つまり、メモには自分に意識がない時でも大切な意思を伝えるという、大きな役割を持つものもあるのです。
人生の最後にもメモがある
エンディングノートという言葉を耳にします。昔は死ぬこと、死後のことを考えるのは不吉、悲しい気持ちになるといったマイナスのイメージがありました。
しかし最近は、健康で生活を楽しんでいる間に、自分の人生のエンディングを考えノートに書くということが多くの人に受け入れられています。
それには、親族が遺産で揉めないようにという遺言書の役割とはかけ離れた目的があります。

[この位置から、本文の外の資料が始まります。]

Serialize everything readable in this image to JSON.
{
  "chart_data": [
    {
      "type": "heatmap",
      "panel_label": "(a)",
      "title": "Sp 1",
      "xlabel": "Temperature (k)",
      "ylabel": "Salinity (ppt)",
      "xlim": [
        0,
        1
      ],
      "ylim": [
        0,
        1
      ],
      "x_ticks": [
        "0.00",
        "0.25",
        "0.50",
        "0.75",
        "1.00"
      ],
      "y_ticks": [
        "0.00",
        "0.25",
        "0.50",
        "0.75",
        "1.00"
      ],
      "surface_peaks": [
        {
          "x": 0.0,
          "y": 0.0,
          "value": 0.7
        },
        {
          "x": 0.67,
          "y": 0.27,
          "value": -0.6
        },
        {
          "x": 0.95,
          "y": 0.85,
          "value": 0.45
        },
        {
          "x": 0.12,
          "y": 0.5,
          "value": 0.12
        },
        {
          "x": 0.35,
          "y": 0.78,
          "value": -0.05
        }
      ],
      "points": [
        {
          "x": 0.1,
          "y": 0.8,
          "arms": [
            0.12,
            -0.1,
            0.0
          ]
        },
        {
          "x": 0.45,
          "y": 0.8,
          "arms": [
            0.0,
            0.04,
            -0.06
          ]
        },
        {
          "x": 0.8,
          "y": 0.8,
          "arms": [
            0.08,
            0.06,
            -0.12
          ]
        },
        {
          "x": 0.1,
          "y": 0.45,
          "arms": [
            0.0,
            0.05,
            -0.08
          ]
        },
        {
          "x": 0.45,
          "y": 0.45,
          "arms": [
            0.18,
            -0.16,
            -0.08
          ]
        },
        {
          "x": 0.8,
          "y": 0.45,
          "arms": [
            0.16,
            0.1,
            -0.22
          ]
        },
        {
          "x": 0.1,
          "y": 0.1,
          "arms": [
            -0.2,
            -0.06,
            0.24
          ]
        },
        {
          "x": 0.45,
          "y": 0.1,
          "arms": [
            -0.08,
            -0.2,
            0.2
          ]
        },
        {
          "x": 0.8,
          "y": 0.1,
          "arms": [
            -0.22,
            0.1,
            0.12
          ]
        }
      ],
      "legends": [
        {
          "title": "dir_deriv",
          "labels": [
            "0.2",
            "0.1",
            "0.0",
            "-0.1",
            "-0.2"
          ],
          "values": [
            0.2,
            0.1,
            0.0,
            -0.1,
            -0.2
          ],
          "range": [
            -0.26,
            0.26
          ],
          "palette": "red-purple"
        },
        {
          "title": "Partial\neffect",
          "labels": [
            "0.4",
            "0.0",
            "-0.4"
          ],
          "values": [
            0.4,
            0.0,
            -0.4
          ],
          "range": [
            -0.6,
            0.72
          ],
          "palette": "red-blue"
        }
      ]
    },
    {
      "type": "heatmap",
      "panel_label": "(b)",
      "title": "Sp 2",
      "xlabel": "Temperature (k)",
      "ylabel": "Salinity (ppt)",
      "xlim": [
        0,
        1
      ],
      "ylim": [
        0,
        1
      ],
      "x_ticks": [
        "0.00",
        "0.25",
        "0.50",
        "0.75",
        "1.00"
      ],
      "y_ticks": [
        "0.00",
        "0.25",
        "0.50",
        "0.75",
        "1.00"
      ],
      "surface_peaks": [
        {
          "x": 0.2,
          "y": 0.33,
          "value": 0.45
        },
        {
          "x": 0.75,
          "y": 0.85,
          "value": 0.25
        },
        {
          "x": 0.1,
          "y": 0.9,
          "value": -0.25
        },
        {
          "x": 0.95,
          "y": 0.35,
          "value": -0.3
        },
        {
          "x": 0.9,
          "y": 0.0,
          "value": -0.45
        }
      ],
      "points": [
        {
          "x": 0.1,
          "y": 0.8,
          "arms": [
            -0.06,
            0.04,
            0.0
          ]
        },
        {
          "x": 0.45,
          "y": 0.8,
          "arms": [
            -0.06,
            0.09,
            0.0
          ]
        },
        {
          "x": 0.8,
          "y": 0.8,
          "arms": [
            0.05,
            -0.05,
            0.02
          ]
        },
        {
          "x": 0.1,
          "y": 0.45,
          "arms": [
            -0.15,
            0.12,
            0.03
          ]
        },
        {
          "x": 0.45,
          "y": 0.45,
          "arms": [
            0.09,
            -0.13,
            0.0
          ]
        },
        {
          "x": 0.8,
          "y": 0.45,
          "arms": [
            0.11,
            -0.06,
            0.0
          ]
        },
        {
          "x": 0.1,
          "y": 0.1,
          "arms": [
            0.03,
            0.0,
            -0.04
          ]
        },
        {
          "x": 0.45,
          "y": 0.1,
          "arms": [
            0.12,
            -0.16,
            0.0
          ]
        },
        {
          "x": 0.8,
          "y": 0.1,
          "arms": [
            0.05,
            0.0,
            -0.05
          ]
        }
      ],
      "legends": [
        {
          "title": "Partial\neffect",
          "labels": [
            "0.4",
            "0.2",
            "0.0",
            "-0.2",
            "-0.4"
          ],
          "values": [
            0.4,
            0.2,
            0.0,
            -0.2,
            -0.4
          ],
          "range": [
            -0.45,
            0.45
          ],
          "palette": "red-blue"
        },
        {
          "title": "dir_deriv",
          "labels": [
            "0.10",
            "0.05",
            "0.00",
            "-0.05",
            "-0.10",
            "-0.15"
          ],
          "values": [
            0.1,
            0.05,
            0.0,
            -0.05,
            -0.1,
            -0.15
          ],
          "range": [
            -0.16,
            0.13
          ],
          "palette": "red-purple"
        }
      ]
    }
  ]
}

これまでの人生を振り返り整理する、残された人生をどう過ごすべきかを考える、自分の死後の希望・要望を伝えるといった目的は、マイナスではなくプラスの思考に寄与します。
人生の最後を思いながらメモを残せることは、ある意味幸せなことと言えるでしょう。
まとめ
メモの中には、仕事だけでなくあらゆる場所であらゆる人の人生に関わる大きな目的を持ったものがあります。
メモは私たちが働き生活する中で、とても重要な位置にあるのです。意思表示カードもエンディングノートも日記もラブレターもメモの一つです。
様々なメモがそれぞれの目的を果たせば、私たちの生活は彩豊かで、安心感に溢れた、意味あるものになります。
メモにはたくさんの顔があり、メモを取る習慣にはいくつものメリットがあることが分かっていただけたでしょうか。
これらのことを踏まえて、生きたメモの使い方ができるように心がけましょう。